Hugh’s post on social objects the other day resonated with many, and I still remember Jyri bouncing a beach ball around at Reboot a couple of years ago.

Allow me to quote Hugh reporting from a social setting:

"Increasingly I’ve been using a term, "Social Marker" to describe a certain type of Social Object. I’ve found it especially useful for explaining certain ideas to marketing folk.

When two people meet, the first thing they try to do is place each other in context. A social context. So they insert some hints into the conversation:

"I used to know your Uncle Bob."
"I work at Saatchi & Saatchi’s.
"I’ve been reading Malcolm Gladwell for years."
"I’m a member of Soho House."
"I was reading Doc Searls’ blog the other day."
"I was college roommates with your ex-girlfriend."
"You’re a Red Sox fan too?""

Social objects – the stuff that connects us, objects that spurs a common interest, the nodes in the social fabric. Not to forget basic knowledge about each other as expressed by relationships to known objects.

With some common nodes connected the social flow can start – discussions, much nodding and trust between the bar patrons is established with the knowledge yielding a feel-good sense of connection while downing another beer.

Allow me to quote myself from a less frivolous setting:

"When a patient arrives at the hospital, the first thing the physician tries to do is to unearth the main "business object", the medical condition. So he inserts some questions in the conversation, exploring (in this context) "business markers":

"Where does it hurt?"
"When did it happen?"
"What did you do when it happened?"
"Have this happened before?"
"Who’s your physician?""

Soon he will be on track to establish what the issue is, or issues are; the main "business object(s)" in their "business" relationship, the thing that he as an expert might add value to by curing it.

When the first connecting nodes are found the value creation flow starts – medication, X-rays, tests – leading to the establishment of a core "business object", the medical condition. With that the physician can go about and create value by manipulating that object, curing it through surgery, plastering and medication.
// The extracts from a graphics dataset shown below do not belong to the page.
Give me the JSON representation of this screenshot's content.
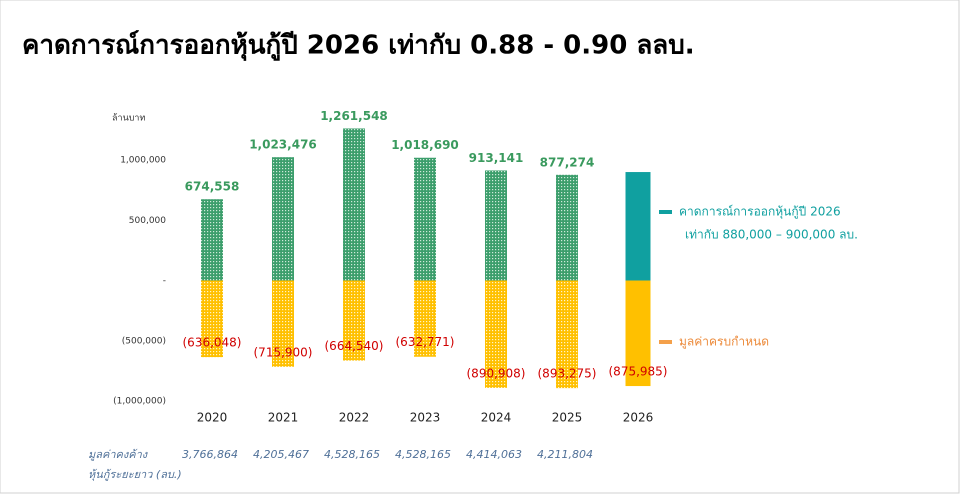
{
  "chart_data": {
    "type": "bar",
    "title": "คาดการณ์การออกหุ้นกู้ปี 2026 เท่ากับ 0.88 - 0.90 ลลบ.",
    "y_label": "ล้านบาท",
    "categories": [
      "2020",
      "2021",
      "2022",
      "2023",
      "2024",
      "2025",
      "2026"
    ],
    "series": [
      {
        "color": "#3c9e6c",
        "label_color": "#3a9a5e",
        "style": "hatch",
        "values": [
          674558,
          1023476,
          1261548,
          1018690,
          913141,
          877274,
          null
        ],
        "value_labels": [
          "674,558",
          "1,023,476",
          "1,261,548",
          "1,018,690",
          "913,141",
          "877,274",
          null
        ]
      },
      {
        "name": "คาดการณ์การออกหุ้นกู้ปี 2026",
        "legend_note": "เท่ากับ 880,000 – 900,000 ลบ.",
        "color": "#10a0a0",
        "legend_text_color": "#10a0a0",
        "style": "solid",
        "values": [
          null,
          null,
          null,
          null,
          null,
          null,
          900000
        ]
      },
      {
        "name": "มูลค่าครบกำหนด",
        "color": "#ffc000",
        "legend_color": "#f4a04a",
        "legend_text_color": "#ec8a3a",
        "label_color": "#d00000",
        "styles": [
          "hatch",
          "hatch",
          "hatch",
          "hatch",
          "hatch",
          "hatch",
          "solid"
        ],
        "values": [
          -636048,
          -715900,
          -664540,
          -632771,
          -890908,
          -893275,
          -875985
        ],
        "value_labels": [
          "(636,048)",
          "(715,900)",
          "(664,540)",
          "(632,771)",
          "(890,908)",
          "(893,275)",
          "(875,985)"
        ]
      }
    ],
    "ylim": [
      -1000000,
      1000000
    ],
    "yticks": [
      {
        "value": -1000000,
        "label": "(1,000,000)"
      },
      {
        "value": -500000,
        "label": "(500,000)"
      },
      {
        "value": 0,
        "label": "-"
      },
      {
        "value": 500000,
        "label": "500,000"
      },
      {
        "value": 1000000,
        "label": "1,000,000"
      }
    ],
    "footer_row": {
      "label": [
        "มูลค่าคงค้าง",
        "หุ้นกู้ระยะยาว (ลบ.)"
      ],
      "values": [
        "3,766,864",
        "4,205,467",
        "4,528,165",
        "4,528,165",
        "4,414,063",
        "4,211,804"
      ]
    }
  }
}
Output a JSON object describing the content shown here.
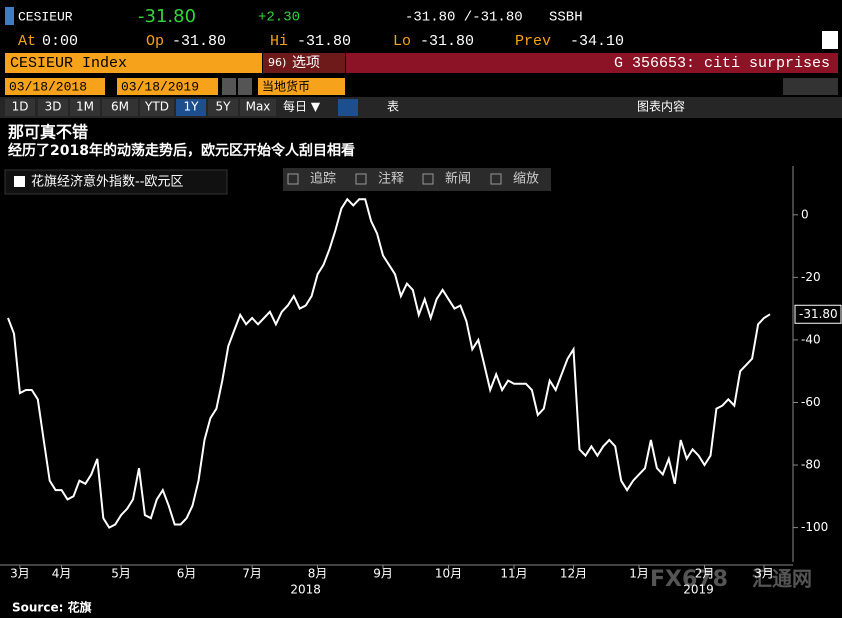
{
  "header": {
    "ticker": "CESIEUR",
    "last": "-31.80",
    "change": "+2.30",
    "bid_ask": "-31.80 /-31.80",
    "source": "SSBH",
    "stats": [
      {
        "label": "At",
        "value": "0:00"
      },
      {
        "label": "Op",
        "value": "-31.80"
      },
      {
        "label": "Hi",
        "value": "-31.80"
      },
      {
        "label": "Lo",
        "value": "-31.80"
      },
      {
        "label": "Prev",
        "value": "-34.10"
      }
    ]
  },
  "toolbar": {
    "security": "CESIEUR Index",
    "menu": "96)",
    "menu_label": "选项",
    "chart_name": "G 356653: citi surprises"
  },
  "dates": {
    "start": "03/18/2018",
    "end": "03/18/2019",
    "currency": "当地货币"
  },
  "periods": [
    "1D",
    "3D",
    "1M",
    "6M",
    "YTD",
    "1Y",
    "5Y",
    "Max"
  ],
  "selected_period": 5,
  "frequency": "每日 ▼",
  "table_button": "表",
  "chart_content": "图表内容",
  "chart_tools": [
    "追踪",
    "注释",
    "新闻",
    "缩放"
  ],
  "source": "Source: 花旗",
  "watermark": [
    "FX678",
    "汇通网"
  ],
  "chart_data": {
    "type": "line",
    "title": "那可真不错",
    "subtitle": "经历了2018年的动荡走势后，欧元区开始令人刮目相看",
    "series": [
      {
        "name": "花旗经济意外指数--欧元区",
        "color": "#ffffff",
        "values": [
          -33,
          -38,
          -57,
          -56,
          -56,
          -59,
          -72,
          -85,
          -88,
          -88,
          -91,
          -90,
          -85,
          -86,
          -83,
          -78,
          -97,
          -100,
          -99,
          -96,
          -94,
          -91,
          -81,
          -96,
          -97,
          -91,
          -88,
          -93,
          -99,
          -99,
          -97,
          -93,
          -85,
          -72,
          -65,
          -62,
          -53,
          -42,
          -37,
          -32,
          -35,
          -33,
          -35,
          -33,
          -31,
          -35,
          -31,
          -29,
          -26,
          -30,
          -29,
          -26,
          -19,
          -16,
          -11,
          -5,
          2,
          5,
          3,
          5,
          5,
          -2,
          -6,
          -13,
          -16,
          -19,
          -26,
          -22,
          -24,
          -32,
          -27,
          -33,
          -27,
          -24,
          -27,
          -30,
          -29,
          -34,
          -43,
          -40,
          -48,
          -56,
          -51,
          -56,
          -53,
          -54,
          -54,
          -54,
          -56,
          -64,
          -62,
          -53,
          -56,
          -51,
          -46,
          -43,
          -75,
          -77,
          -74,
          -77,
          -74,
          -72,
          -74,
          -85,
          -88,
          -85,
          -83,
          -81,
          -72,
          -81,
          -83,
          -78,
          -86,
          -72,
          -78,
          -75,
          -77,
          -80,
          -77,
          -62,
          -61,
          -59,
          -61,
          -50,
          -48,
          -46,
          -35,
          -33,
          -31.8
        ],
        "last_label": "-31.80"
      }
    ],
    "xlim": [
      0,
      128
    ],
    "xticks": [
      {
        "value": 2,
        "label": "3月"
      },
      {
        "value": 9,
        "label": "4月"
      },
      {
        "value": 19,
        "label": "5月"
      },
      {
        "value": 30,
        "label": "6月"
      },
      {
        "value": 41,
        "label": "7月"
      },
      {
        "value": 52,
        "label": "8月"
      },
      {
        "value": 63,
        "label": "9月"
      },
      {
        "value": 74,
        "label": "10月"
      },
      {
        "value": 85,
        "label": "11月"
      },
      {
        "value": 95,
        "label": "12月"
      },
      {
        "value": 106,
        "label": "1月"
      },
      {
        "value": 117,
        "label": "2月"
      },
      {
        "value": 127,
        "label": "3月"
      }
    ],
    "year_labels": [
      {
        "value": 50,
        "label": "2018"
      },
      {
        "value": 116,
        "label": "2019"
      }
    ],
    "ylim": [
      -111,
      14
    ],
    "yticks": [
      0,
      -20,
      -40,
      -60,
      -80,
      -100
    ],
    "grid": false
  }
}
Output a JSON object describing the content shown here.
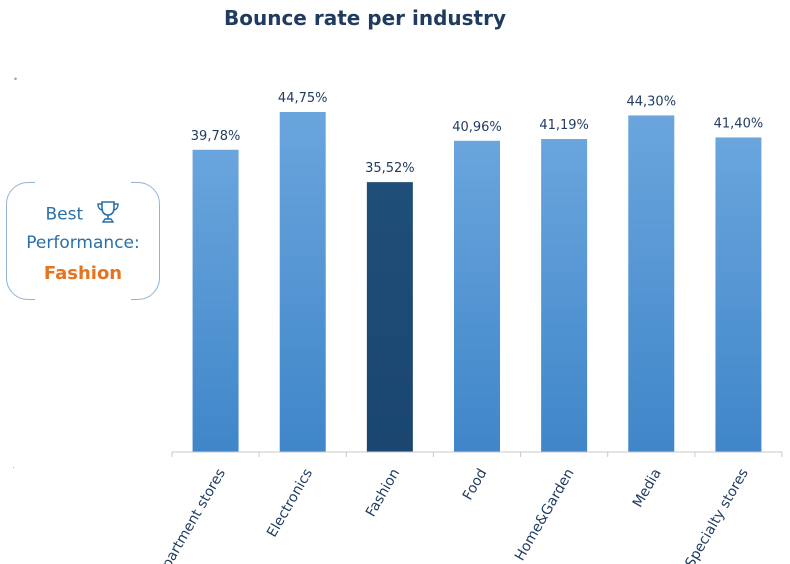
{
  "chart_data": {
    "type": "bar",
    "title": "Bounce rate per industry",
    "categories": [
      "Department stores",
      "Electronics",
      "Fashion",
      "Food",
      "Home&Garden",
      "Media",
      "Specialty stores"
    ],
    "values": [
      39.78,
      44.75,
      35.52,
      40.96,
      41.19,
      44.3,
      41.4
    ],
    "value_labels": [
      "39,78%",
      "44,75%",
      "35,52%",
      "40,96%",
      "41,19%",
      "44,30%",
      "41,40%"
    ],
    "unit": "%",
    "highlight_category": "Fashion",
    "colors": {
      "bar": "#5b9bd5",
      "bar_highlight": "#1f4e79",
      "axis": "#c8c8c8"
    },
    "grid": false,
    "legend": "none"
  },
  "callout": {
    "best_label": "Best",
    "performance_label": "Performance:",
    "winner": "Fashion",
    "icon": "trophy-icon"
  }
}
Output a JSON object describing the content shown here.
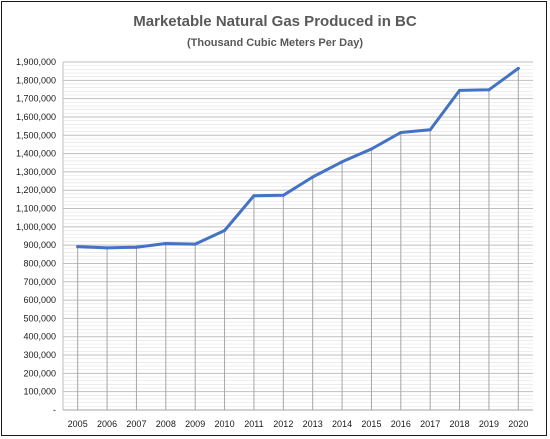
{
  "chart_data": {
    "type": "line",
    "title": "Marketable Natural Gas Produced in BC",
    "subtitle": "(Thousand Cubic Meters Per Day)",
    "xlabel": "",
    "ylabel": "",
    "categories": [
      "2005",
      "2006",
      "2007",
      "2008",
      "2009",
      "2010",
      "2011",
      "2012",
      "2013",
      "2014",
      "2015",
      "2016",
      "2017",
      "2018",
      "2019",
      "2020"
    ],
    "series": [
      {
        "values": [
          892000,
          885000,
          889000,
          909000,
          906000,
          980000,
          1170000,
          1172000,
          1272000,
          1355000,
          1425000,
          1515000,
          1530000,
          1745000,
          1748000,
          1865000
        ]
      }
    ],
    "ylim": [
      0,
      1900000
    ],
    "y_ticks": [
      "-",
      "100,000",
      "200,000",
      "300,000",
      "400,000",
      "500,000",
      "600,000",
      "700,000",
      "800,000",
      "900,000",
      "1,000,000",
      "1,100,000",
      "1,200,000",
      "1,300,000",
      "1,400,000",
      "1,500,000",
      "1,600,000",
      "1,700,000",
      "1,800,000",
      "1,900,000"
    ],
    "grid": true,
    "line_color": "#4472C4"
  }
}
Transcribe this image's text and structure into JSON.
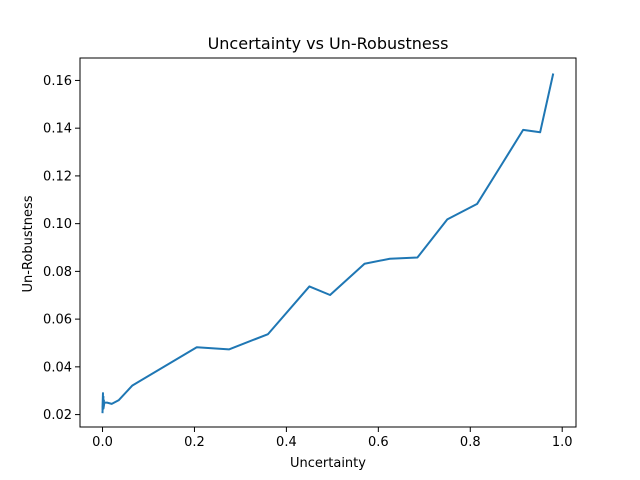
{
  "chart_data": {
    "type": "line",
    "title": "Uncertainty vs Un-Robustness",
    "xlabel": "Uncertainty",
    "ylabel": "Un-Robustness",
    "xlim": [
      -0.049,
      1.03
    ],
    "ylim": [
      0.0148,
      0.1694
    ],
    "xticks": [
      {
        "value": 0.0,
        "label": "0.0"
      },
      {
        "value": 0.2,
        "label": "0.2"
      },
      {
        "value": 0.4,
        "label": "0.4"
      },
      {
        "value": 0.6,
        "label": "0.6"
      },
      {
        "value": 0.8,
        "label": "0.8"
      },
      {
        "value": 1.0,
        "label": "1.0"
      }
    ],
    "yticks": [
      {
        "value": 0.02,
        "label": "0.02"
      },
      {
        "value": 0.04,
        "label": "0.04"
      },
      {
        "value": 0.06,
        "label": "0.06"
      },
      {
        "value": 0.08,
        "label": "0.08"
      },
      {
        "value": 0.1,
        "label": "0.10"
      },
      {
        "value": 0.12,
        "label": "0.12"
      },
      {
        "value": 0.14,
        "label": "0.14"
      },
      {
        "value": 0.16,
        "label": "0.16"
      }
    ],
    "grid": false,
    "series": [
      {
        "color": "#1f77b4",
        "x": [
          0.0,
          0.001,
          0.0,
          0.001,
          0.0,
          0.002,
          0.001,
          0.003,
          0.002,
          0.004,
          0.01,
          0.02,
          0.035,
          0.065,
          0.205,
          0.275,
          0.36,
          0.45,
          0.495,
          0.57,
          0.625,
          0.685,
          0.75,
          0.815,
          0.87,
          0.915,
          0.952,
          0.98
        ],
        "y": [
          0.021,
          0.029,
          0.023,
          0.0285,
          0.022,
          0.0275,
          0.024,
          0.026,
          0.0225,
          0.025,
          0.025,
          0.0245,
          0.026,
          0.0322,
          0.0482,
          0.0473,
          0.0537,
          0.0737,
          0.0701,
          0.0832,
          0.0853,
          0.0858,
          0.1018,
          0.1083,
          0.1253,
          0.1393,
          0.1383,
          0.1625
        ]
      }
    ]
  }
}
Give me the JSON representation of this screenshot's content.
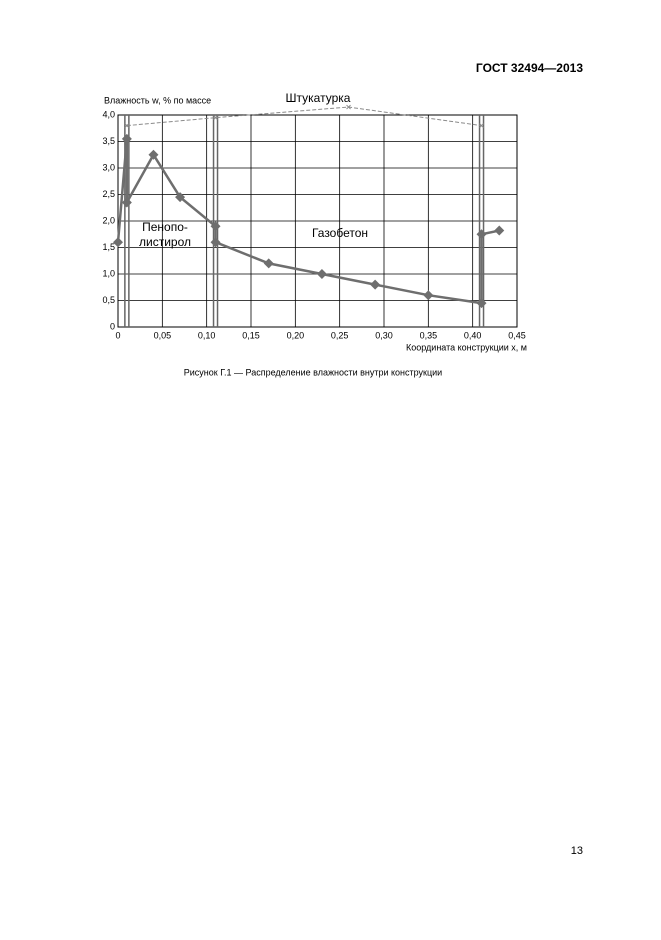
{
  "header": {
    "title": "ГОСТ 32494—2013"
  },
  "chart_data": {
    "type": "line",
    "y_label": "Влажность w, % по массе",
    "x_label": "Координата конструкции x, м",
    "xlim": [
      0,
      0.45
    ],
    "ylim": [
      0,
      4.0
    ],
    "xticks": [
      0,
      {
        "value": 0.05,
        "label": "0,05"
      },
      {
        "value": 0.1,
        "label": "0,10"
      },
      {
        "value": 0.15,
        "label": "0,15"
      },
      {
        "value": 0.2,
        "label": "0,20"
      },
      {
        "value": 0.25,
        "label": "0,25"
      },
      {
        "value": 0.3,
        "label": "0,30"
      },
      {
        "value": 0.35,
        "label": "0,35"
      },
      {
        "value": 0.4,
        "label": "0,40"
      },
      {
        "value": 0.45,
        "label": "0,45"
      }
    ],
    "yticks": [
      0,
      {
        "value": 0.5,
        "label": "0,5"
      },
      {
        "value": 1.0,
        "label": "1,0"
      },
      {
        "value": 1.5,
        "label": "1,5"
      },
      {
        "value": 2.0,
        "label": "2,0"
      },
      {
        "value": 2.5,
        "label": "2,5"
      },
      {
        "value": 3.0,
        "label": "3,0"
      },
      {
        "value": 3.5,
        "label": "3,5"
      },
      {
        "value": 4.0,
        "label": "4,0"
      }
    ],
    "grid": true,
    "layer_boundaries": [
      0.01,
      0.11,
      0.41
    ],
    "series": [
      {
        "color": "#6e6e6e",
        "marker": "diamond",
        "x": [
          0,
          0.01,
          0.01,
          0.04,
          0.07,
          0.11,
          0.11,
          0.17,
          0.23,
          0.29,
          0.35,
          0.41,
          0.41,
          0.43
        ],
        "values": [
          1.6,
          3.55,
          2.35,
          3.25,
          2.45,
          1.9,
          1.6,
          1.2,
          1.0,
          0.8,
          0.6,
          0.45,
          1.75,
          1.82
        ]
      },
      {
        "name": "Штукатурка",
        "color": "#8a8a8a",
        "marker": "x",
        "x": [
          0.01,
          0.11,
          0.26,
          0.41
        ],
        "values": [
          3.8,
          3.95,
          4.15,
          3.8
        ]
      }
    ],
    "annotations": [
      "Пенопо-",
      "листирол",
      "Газобетон"
    ]
  },
  "caption": "Рисунок Г.1 — Распределение влажности внутри конструкции",
  "page_number": "13"
}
Now, let’s expand that to a more "commercial" business proposition – a sales situation. Let’s follow two kind of sales people on a sales call for, say, enterprise software:

Sales person 1: Straight into presentation of product, pushing brochures over the table while pouring out a well-learned sales pitch.

Sales person 2: Asks questions – "could you please describe your business?", "any areas that does not work perfectly?", "any daily issues that annoy you?", "could you tell me a user story?" – quite the physician looking for that particular node where he and his expertise connects with the customer.

Would Hugh’s bar patron go off on a rant about his excellent career or name drop or brag about his cars and boats and houses? Yep, some would – the social version of sales person type 1. The bar bores. "Sorry, have an appointment in five…".

The one – it be bar patron or sales person, social setting or business setting – that seeks out the markers to find the core connecting nodes will win. Every time. Same thing for business and social life – explore the social or business objects and find the node(s) that connect!

It’s what Seth Godin always says about sales – you have to establish a relationship first! Quite, but not quite:

The relationship have to connect through the relevant business object(s) – a patient and physician connecting by a common support for Arsenal would not mend a broken arm.